The existing law requires companies employing more than 100 workers to take permission from the relevant government authorities to shut down a venture.
The NDA government has been attempting to frame a better exit policy for industry by allowing companies that employ less than 300 workers to shut down without government permission.
While this appears to have been put on the back burner once the new bankruptcy law comes into effect, this government permission no longer remains a constraint.
Chapter 59 of the code says “a corporate person in respect of whom a default has not occurred and who intends to liquidate itself voluntarily may initiate voluntary liquidation proceedings under the provisions of this Chapter”.
It adds that such a move will require a special resolution to be passed by the firm’s shareholders.
Viswanathan also observed that the new legislation would prevent companies from approaching the high courts and that the National Company Law Tribunal (NCLT) would adjudicate cases for companies and limited liability partnerships. Moreover, this would be done within a specified time period.
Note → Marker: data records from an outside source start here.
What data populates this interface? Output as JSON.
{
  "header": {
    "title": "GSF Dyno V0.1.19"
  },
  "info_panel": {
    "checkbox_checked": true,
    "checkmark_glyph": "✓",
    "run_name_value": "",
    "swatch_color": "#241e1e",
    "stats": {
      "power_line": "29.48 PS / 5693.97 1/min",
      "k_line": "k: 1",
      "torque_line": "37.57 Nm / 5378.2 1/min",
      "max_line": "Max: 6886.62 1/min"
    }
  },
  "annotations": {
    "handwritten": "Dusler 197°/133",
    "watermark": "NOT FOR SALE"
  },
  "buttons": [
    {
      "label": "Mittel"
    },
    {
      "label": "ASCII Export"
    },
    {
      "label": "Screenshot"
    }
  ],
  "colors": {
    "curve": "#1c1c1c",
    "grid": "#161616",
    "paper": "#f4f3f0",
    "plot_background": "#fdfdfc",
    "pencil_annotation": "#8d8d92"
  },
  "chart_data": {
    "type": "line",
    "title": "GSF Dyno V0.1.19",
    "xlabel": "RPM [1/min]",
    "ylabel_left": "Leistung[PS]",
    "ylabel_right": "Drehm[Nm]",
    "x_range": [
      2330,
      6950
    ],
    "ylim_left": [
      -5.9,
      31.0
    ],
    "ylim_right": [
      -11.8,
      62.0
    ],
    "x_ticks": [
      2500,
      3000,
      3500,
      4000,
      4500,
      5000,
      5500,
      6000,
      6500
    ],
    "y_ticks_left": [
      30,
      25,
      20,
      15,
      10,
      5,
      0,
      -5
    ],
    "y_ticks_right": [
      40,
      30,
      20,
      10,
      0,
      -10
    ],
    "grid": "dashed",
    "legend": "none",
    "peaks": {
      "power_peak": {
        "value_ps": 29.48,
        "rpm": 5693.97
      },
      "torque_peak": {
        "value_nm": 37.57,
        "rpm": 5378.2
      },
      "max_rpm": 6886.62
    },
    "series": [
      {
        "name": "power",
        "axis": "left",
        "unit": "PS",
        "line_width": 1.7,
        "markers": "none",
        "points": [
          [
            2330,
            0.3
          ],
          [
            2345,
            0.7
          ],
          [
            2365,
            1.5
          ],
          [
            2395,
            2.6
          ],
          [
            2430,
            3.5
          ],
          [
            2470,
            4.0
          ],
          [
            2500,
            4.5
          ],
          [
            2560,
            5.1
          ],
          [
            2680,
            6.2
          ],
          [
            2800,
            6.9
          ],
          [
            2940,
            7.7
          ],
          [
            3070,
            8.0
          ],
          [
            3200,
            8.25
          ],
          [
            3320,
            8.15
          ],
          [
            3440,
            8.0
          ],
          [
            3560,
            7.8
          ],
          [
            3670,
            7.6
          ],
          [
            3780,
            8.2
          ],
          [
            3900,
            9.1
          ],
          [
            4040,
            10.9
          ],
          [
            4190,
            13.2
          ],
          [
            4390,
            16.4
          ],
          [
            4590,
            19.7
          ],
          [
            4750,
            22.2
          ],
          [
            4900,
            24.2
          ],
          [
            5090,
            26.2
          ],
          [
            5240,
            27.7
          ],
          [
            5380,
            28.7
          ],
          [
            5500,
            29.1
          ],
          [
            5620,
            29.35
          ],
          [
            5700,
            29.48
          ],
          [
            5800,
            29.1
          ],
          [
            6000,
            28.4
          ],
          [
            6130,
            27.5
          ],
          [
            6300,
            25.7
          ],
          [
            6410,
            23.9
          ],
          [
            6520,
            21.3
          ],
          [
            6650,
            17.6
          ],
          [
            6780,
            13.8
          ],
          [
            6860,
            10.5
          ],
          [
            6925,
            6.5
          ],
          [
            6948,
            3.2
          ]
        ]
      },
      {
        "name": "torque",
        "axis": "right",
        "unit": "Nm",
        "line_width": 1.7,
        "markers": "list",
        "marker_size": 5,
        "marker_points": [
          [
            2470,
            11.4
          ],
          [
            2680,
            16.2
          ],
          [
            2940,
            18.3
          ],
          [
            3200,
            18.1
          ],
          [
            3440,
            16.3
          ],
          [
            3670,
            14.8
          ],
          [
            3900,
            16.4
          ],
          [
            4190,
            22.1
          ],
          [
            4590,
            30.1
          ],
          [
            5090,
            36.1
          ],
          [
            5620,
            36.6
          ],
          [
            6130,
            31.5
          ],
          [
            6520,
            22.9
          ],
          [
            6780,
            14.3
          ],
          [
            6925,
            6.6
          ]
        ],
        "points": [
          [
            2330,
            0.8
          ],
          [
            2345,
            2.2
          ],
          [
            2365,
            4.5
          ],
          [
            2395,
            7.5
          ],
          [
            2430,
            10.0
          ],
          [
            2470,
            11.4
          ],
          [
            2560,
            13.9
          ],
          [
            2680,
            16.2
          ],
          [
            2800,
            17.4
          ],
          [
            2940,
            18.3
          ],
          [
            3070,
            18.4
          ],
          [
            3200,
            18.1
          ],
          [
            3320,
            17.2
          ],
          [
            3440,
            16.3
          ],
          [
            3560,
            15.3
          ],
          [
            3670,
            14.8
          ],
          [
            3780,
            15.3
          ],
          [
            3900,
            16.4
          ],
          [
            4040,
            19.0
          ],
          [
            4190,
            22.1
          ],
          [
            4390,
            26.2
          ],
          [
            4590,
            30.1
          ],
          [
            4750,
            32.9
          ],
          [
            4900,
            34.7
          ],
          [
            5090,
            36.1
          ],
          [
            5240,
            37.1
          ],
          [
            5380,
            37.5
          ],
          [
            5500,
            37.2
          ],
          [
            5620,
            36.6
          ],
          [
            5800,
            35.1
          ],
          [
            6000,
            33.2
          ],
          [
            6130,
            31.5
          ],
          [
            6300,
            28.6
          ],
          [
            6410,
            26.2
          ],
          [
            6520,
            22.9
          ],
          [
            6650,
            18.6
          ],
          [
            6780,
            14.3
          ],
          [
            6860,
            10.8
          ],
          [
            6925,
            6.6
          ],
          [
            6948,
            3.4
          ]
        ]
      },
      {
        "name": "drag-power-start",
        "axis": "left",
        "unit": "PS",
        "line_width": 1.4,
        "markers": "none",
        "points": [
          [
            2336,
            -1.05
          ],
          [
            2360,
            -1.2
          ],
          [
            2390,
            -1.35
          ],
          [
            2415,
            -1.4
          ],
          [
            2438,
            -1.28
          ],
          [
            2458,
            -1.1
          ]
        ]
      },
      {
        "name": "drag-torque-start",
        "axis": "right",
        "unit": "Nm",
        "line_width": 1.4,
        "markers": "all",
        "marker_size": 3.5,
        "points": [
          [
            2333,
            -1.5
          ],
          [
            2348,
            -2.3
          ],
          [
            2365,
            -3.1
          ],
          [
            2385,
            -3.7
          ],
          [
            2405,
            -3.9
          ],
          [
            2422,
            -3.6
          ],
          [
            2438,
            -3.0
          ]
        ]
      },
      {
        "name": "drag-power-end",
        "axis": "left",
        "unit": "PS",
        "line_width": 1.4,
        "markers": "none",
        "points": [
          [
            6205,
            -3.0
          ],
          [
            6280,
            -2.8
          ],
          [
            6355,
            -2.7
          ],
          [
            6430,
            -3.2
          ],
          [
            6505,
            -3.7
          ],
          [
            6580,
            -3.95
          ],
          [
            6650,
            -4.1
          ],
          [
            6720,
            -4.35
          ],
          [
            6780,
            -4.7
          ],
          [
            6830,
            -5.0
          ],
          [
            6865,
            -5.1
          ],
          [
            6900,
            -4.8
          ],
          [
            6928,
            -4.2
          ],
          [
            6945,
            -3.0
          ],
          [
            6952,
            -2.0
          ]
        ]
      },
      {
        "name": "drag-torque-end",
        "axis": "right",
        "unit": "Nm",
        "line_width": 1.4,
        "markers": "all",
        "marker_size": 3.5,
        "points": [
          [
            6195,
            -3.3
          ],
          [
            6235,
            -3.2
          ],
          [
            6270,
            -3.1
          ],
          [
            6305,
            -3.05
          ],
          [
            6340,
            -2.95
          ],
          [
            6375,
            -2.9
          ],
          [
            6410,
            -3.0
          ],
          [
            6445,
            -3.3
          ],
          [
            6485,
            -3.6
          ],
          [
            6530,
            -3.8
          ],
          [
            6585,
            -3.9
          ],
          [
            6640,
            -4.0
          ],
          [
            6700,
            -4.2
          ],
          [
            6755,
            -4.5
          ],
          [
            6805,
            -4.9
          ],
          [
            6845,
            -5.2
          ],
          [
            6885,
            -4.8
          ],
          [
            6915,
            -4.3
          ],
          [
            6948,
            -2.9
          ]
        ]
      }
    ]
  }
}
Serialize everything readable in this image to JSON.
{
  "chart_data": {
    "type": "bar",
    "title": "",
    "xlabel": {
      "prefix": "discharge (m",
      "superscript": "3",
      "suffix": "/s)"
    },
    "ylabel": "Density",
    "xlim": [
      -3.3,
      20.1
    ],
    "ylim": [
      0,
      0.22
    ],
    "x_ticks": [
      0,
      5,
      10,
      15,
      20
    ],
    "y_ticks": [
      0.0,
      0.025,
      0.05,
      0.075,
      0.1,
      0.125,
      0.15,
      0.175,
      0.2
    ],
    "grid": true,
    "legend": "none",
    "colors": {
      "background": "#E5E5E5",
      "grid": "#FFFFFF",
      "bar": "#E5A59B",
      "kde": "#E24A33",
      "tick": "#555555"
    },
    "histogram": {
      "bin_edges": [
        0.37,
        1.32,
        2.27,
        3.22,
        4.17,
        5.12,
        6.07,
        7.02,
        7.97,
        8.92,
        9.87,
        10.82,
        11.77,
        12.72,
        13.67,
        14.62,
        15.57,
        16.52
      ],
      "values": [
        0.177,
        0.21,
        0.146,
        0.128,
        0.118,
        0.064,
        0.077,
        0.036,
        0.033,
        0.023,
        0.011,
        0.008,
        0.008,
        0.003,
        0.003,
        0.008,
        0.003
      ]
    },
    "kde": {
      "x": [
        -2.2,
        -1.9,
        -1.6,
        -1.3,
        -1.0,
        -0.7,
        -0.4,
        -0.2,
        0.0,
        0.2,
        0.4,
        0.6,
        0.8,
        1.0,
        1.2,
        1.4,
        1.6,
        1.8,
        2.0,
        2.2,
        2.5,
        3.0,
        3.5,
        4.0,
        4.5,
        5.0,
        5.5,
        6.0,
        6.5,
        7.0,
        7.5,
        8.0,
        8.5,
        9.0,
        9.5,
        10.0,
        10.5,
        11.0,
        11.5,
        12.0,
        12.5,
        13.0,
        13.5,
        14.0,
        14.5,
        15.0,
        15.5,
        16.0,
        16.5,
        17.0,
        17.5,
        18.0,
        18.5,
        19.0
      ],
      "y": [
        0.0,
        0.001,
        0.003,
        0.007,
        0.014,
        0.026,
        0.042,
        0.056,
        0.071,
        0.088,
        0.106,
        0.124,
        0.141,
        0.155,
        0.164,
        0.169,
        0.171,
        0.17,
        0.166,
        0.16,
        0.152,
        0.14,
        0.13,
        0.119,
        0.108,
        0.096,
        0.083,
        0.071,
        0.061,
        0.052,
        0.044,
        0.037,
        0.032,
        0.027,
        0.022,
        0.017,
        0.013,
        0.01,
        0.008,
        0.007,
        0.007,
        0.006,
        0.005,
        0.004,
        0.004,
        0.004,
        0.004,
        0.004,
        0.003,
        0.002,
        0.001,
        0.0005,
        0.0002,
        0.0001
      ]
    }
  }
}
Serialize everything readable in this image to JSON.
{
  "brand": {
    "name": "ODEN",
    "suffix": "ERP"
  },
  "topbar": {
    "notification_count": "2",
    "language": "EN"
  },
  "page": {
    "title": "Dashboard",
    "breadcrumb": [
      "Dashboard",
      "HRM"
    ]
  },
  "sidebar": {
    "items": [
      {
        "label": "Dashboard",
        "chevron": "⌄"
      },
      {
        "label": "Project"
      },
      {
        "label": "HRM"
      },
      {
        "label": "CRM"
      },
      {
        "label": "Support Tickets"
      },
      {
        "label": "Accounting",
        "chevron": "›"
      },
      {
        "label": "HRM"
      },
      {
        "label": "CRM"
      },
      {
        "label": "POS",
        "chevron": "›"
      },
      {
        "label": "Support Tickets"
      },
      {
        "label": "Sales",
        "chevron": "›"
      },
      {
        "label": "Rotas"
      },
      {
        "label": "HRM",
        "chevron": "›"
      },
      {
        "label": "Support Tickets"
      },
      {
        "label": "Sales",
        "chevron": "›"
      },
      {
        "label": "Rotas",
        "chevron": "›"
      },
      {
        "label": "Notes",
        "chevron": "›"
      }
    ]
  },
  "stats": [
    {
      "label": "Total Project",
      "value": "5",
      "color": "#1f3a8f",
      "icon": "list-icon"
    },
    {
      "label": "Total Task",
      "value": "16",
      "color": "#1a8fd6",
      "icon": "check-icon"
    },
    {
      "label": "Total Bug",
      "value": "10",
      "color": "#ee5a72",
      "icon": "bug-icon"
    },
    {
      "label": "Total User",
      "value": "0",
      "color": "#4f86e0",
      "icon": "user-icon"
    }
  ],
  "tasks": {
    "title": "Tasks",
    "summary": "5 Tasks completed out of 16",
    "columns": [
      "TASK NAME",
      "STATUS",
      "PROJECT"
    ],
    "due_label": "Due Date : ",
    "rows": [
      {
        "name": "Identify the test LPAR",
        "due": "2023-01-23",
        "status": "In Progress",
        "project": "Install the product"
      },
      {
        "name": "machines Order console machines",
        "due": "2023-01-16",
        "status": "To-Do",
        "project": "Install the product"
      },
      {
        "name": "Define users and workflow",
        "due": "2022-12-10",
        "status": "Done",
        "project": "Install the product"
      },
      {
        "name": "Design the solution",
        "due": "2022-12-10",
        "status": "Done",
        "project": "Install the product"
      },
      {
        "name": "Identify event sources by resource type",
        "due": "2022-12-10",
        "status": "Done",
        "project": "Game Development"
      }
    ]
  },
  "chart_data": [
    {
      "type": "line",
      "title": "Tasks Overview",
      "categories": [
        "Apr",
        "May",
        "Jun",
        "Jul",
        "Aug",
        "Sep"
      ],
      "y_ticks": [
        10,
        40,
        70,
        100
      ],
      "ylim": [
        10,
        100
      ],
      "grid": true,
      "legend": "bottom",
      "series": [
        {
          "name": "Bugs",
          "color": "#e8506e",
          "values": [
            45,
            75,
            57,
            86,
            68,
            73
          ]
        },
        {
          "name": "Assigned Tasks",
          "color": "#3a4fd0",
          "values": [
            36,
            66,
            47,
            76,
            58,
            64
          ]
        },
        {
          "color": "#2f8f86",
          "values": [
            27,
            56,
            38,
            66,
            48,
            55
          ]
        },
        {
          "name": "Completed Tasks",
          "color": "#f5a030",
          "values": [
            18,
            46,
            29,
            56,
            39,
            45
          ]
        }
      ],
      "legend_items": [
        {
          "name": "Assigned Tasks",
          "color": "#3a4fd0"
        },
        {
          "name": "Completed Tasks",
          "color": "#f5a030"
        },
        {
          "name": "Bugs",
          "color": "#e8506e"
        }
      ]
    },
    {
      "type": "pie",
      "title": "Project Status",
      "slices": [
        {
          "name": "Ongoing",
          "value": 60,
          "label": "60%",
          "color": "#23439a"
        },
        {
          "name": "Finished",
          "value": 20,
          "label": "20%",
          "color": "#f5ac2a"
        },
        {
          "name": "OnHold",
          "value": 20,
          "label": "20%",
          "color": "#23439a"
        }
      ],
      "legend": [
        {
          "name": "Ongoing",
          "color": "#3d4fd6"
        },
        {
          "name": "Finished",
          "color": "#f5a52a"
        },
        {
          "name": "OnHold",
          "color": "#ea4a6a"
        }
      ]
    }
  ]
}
Companies will, however, be able to appeal to the appellate tribunal and in the Supreme Court only in cases relating to “points of law”, Viswanathan observed. He asserted that the code had overriding effect and that the new Section 238 states that the code’s provisions shall override anything inconsistent with it in any other law or any instrument having effect by virtue of any such law.
Banks have found it difficult to recover their dues from promoters since the latter have been able to delay cases in the courts, which at times have dragged on for years.
The amount of loans pending recovery in the country’s debt recovery tribunals (DRTs) stood at a cumulative Rs.4.5 lakh crore at the end of December 2015. At the end of March 2015 the amount was Rs.3.93 crore.
The code will consolidate the existing framework by repealing two Acts and amending 11 others including Companies Act, 2013, the DRT Act, 1993, and the Sarfaesi Act, 2002.